TRIBUNNEWS.COM, JAKARTA - Kementerian Komunikasi dan Digital (Komdigi) melalui Direktorat Jenderal Komunikasi Publik dan Media menegaskan bahwa pemerintah memperkuat ekosistem inklusi digital yang setara bagi penyandang disabilitas.
Hal itu disampaikan oleh Sekretaris Ditjen Komunikasi Publik dan Media Kemkomdigi Very Radian Wicaksono dalam Simphoni: Sinergi Museum Penerangan untuk Harmoni Digital Inklusif di Jakarta, dikutip Jumat (12/12/2025).
Very Radian saat sambutan menegaskan inklusi digital bukan sekadar slogan, melainkan proses bersama yang harus dikerjakan lintas sektor dan melibatkan seluruh masyarakat.
"Inklusif itu bukan hanya tujuan, tetapi proses bersama, komunikasi publik harus mampu menembus batasan dan menjadi kekuatan yang memperkaya bangsa,” ujarnya.
Pihaknya menegaskan bahwa melalui penyebaran informasi yang tertata dan mudah diakses, negara hadir memberikan ruang yang setara bagi semua warga negara untuk berkarya dan tumbuh.
Komdigi juga menyoroti pentingnya regulasi yang melindungi akses digital masyarakat, salah satunya melalui Peraturan Pemerintah Nomor 17 Tahun 2025 tentang Perlindungan Anak di Ruang Digital (PP Tunas).
Regulasi ini telah melahirkan platform Tunas Digital sebuah portal integrasi edukasi dan literasi digital bagi keluarga Indonesia.
"Platform ini kami harapkan menjadi benteng terakhir bagi para ibu untuk mengawal anak-anaknya ketika mengakses internet.
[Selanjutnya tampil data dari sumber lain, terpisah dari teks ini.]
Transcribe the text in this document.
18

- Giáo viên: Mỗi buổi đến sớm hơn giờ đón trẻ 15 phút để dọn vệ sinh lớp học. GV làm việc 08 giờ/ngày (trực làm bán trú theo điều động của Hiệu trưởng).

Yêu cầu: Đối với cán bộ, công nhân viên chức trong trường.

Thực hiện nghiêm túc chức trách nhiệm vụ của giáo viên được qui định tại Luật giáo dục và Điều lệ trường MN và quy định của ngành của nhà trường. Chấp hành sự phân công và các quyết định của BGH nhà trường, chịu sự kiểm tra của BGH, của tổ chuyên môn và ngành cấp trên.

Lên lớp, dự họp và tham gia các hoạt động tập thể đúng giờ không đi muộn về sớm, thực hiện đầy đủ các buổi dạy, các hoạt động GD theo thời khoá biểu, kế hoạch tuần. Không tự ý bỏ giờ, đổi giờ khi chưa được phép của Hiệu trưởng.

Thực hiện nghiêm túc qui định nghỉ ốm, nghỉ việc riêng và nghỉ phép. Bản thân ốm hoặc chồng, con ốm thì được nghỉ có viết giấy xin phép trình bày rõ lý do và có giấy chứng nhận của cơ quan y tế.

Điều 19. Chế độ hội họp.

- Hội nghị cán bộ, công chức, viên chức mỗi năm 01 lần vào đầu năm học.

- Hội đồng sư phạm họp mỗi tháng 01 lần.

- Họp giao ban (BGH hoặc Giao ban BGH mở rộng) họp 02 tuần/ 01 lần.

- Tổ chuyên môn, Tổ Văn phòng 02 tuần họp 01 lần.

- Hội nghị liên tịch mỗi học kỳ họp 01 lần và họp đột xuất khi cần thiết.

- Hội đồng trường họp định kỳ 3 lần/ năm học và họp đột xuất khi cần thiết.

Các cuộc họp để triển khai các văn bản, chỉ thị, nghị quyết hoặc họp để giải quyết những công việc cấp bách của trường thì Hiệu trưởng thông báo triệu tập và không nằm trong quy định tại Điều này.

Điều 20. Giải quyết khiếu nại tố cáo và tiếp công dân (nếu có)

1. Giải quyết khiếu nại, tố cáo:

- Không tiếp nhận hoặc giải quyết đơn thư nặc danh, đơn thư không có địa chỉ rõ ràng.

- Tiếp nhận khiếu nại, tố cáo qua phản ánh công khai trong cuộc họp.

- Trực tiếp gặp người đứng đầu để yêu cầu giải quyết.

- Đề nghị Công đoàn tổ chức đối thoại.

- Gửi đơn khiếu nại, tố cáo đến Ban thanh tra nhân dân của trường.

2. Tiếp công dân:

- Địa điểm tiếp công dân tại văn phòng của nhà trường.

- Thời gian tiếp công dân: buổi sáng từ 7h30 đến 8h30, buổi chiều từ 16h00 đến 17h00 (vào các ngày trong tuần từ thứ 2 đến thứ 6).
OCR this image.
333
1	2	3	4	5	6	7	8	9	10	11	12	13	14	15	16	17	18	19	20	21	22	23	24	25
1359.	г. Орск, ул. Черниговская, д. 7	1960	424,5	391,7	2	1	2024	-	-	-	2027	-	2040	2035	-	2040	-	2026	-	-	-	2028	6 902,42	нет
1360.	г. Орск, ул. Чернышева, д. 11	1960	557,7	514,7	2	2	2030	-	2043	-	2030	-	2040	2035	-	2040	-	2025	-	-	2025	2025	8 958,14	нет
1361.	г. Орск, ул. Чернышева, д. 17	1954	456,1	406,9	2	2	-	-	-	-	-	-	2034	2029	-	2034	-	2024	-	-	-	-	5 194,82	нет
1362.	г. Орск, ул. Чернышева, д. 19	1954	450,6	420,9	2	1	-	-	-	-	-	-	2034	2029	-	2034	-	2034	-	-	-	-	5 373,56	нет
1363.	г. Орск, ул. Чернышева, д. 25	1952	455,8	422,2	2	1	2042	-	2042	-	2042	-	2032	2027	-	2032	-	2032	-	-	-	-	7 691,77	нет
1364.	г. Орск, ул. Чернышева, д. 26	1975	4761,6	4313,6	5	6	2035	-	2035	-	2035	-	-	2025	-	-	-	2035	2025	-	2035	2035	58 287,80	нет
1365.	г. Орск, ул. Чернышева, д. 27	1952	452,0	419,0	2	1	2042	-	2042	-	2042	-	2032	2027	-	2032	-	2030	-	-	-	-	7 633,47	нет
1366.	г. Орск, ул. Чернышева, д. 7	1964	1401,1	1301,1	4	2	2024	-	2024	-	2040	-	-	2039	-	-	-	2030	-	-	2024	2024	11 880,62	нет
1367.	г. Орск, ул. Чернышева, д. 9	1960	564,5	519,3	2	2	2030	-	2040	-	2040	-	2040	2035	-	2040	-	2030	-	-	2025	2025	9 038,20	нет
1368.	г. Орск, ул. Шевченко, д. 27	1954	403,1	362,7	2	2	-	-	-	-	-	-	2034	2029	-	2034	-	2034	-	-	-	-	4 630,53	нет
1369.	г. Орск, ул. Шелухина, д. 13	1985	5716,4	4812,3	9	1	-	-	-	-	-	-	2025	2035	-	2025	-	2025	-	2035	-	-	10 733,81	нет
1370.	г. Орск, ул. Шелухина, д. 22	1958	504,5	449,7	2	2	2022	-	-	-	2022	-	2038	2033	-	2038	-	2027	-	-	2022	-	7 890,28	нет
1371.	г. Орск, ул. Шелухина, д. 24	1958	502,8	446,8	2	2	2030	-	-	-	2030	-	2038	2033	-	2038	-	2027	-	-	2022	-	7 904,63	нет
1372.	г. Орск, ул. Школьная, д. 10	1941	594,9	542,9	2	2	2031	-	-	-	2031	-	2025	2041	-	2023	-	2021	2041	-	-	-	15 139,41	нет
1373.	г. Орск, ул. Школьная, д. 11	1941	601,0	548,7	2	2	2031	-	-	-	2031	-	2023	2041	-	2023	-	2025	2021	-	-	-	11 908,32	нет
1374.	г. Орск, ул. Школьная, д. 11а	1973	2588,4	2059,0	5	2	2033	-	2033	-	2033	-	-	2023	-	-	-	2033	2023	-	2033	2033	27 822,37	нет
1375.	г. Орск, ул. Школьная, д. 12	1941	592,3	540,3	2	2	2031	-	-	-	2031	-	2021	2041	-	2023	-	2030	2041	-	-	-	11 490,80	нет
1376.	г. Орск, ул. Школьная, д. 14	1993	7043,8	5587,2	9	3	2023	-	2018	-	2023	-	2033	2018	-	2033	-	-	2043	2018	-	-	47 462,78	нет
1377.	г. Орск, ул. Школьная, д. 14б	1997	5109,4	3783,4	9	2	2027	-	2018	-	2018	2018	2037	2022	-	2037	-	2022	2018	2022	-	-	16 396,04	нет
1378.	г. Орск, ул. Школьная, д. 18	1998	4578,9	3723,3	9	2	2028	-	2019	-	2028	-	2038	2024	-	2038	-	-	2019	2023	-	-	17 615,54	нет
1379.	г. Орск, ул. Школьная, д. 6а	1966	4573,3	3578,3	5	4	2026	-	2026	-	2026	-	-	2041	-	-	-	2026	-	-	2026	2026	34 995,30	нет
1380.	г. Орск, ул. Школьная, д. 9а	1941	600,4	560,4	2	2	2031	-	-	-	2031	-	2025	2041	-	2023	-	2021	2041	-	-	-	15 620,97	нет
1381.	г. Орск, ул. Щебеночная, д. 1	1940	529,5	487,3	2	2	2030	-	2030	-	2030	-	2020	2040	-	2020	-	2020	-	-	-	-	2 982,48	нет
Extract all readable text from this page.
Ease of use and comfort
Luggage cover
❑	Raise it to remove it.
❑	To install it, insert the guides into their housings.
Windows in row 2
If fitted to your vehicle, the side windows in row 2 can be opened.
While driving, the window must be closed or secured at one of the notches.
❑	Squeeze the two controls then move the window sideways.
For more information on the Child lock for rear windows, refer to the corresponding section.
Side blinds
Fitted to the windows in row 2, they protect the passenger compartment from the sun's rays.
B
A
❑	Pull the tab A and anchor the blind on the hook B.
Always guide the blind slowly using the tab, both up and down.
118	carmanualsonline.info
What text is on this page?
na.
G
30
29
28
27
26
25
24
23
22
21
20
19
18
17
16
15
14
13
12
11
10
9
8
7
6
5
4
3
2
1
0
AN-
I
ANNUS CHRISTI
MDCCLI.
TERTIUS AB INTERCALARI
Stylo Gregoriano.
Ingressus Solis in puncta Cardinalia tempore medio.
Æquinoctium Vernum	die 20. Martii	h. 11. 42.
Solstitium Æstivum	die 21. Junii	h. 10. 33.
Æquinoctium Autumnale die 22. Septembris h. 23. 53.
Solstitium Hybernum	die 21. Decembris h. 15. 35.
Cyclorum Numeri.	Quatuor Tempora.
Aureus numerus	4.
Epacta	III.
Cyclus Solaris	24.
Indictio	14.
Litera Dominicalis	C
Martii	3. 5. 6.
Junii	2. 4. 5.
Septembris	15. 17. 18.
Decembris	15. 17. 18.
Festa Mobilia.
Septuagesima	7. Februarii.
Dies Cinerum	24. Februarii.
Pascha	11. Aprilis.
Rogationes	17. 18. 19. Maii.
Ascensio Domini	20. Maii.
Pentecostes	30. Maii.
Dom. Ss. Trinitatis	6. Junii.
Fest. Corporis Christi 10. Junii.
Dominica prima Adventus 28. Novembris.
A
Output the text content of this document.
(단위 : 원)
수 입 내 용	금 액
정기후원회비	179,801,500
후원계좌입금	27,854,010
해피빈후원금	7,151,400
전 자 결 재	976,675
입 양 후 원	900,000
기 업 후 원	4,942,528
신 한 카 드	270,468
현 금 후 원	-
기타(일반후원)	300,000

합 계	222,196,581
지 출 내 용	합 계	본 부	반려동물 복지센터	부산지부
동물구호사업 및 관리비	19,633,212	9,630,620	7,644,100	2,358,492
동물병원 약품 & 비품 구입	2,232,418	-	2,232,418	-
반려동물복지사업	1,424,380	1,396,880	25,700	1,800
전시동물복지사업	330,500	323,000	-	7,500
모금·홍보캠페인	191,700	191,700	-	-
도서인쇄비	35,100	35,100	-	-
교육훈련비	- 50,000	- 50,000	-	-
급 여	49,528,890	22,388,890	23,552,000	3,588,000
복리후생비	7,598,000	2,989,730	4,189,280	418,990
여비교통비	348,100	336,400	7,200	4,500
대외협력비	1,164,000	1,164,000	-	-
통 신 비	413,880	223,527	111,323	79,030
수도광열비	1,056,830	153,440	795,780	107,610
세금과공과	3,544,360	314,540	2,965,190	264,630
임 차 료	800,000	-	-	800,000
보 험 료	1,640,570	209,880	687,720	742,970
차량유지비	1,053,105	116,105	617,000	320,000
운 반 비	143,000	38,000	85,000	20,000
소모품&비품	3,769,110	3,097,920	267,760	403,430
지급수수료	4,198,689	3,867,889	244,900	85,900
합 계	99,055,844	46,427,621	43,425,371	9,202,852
Ini adalah bentuk perlindungan negara yang konkret,” tegas Very.
Very Radian memuji penampilan para penyandang disabilitas dalam acara ini, mulai dari musik hingga karya kreatif.
Menurutnya, hal tersebut membuktikan bahwa disabilitas bukan batasan.
"Disabilitas bukan penghalang. Disabilitas adalah keunikan dan kelebihan. Teman-teman disabilitas mampu berkarya dan berkreasi seperti siapa pun,” katanya.
Mantan Staf Khusus Presiden 2019-2024 Angkie Yudistia yang juga penyandang disabilitas menerangkan bahwa dirinya ikut dalam penyusunan tujuh Peraturan Pemerintah dan dua Peraturan Presiden terkait pemenuhan hak penyandang disabilitas.
Dia menegaskan kebijakan tersebut lahir dari keyakinan bahwa negara tidak boleh absen dalam menciptakan ekosistem yang adil.
"Kami tidak butuh dikasihani, kami butuh kesempatan, negara harus hadir membangun ekosistem yang mendukung penyandang disabilitas mulai dari kesehatan, pendidikan, hingga ekonomi,” ungkap Angkie.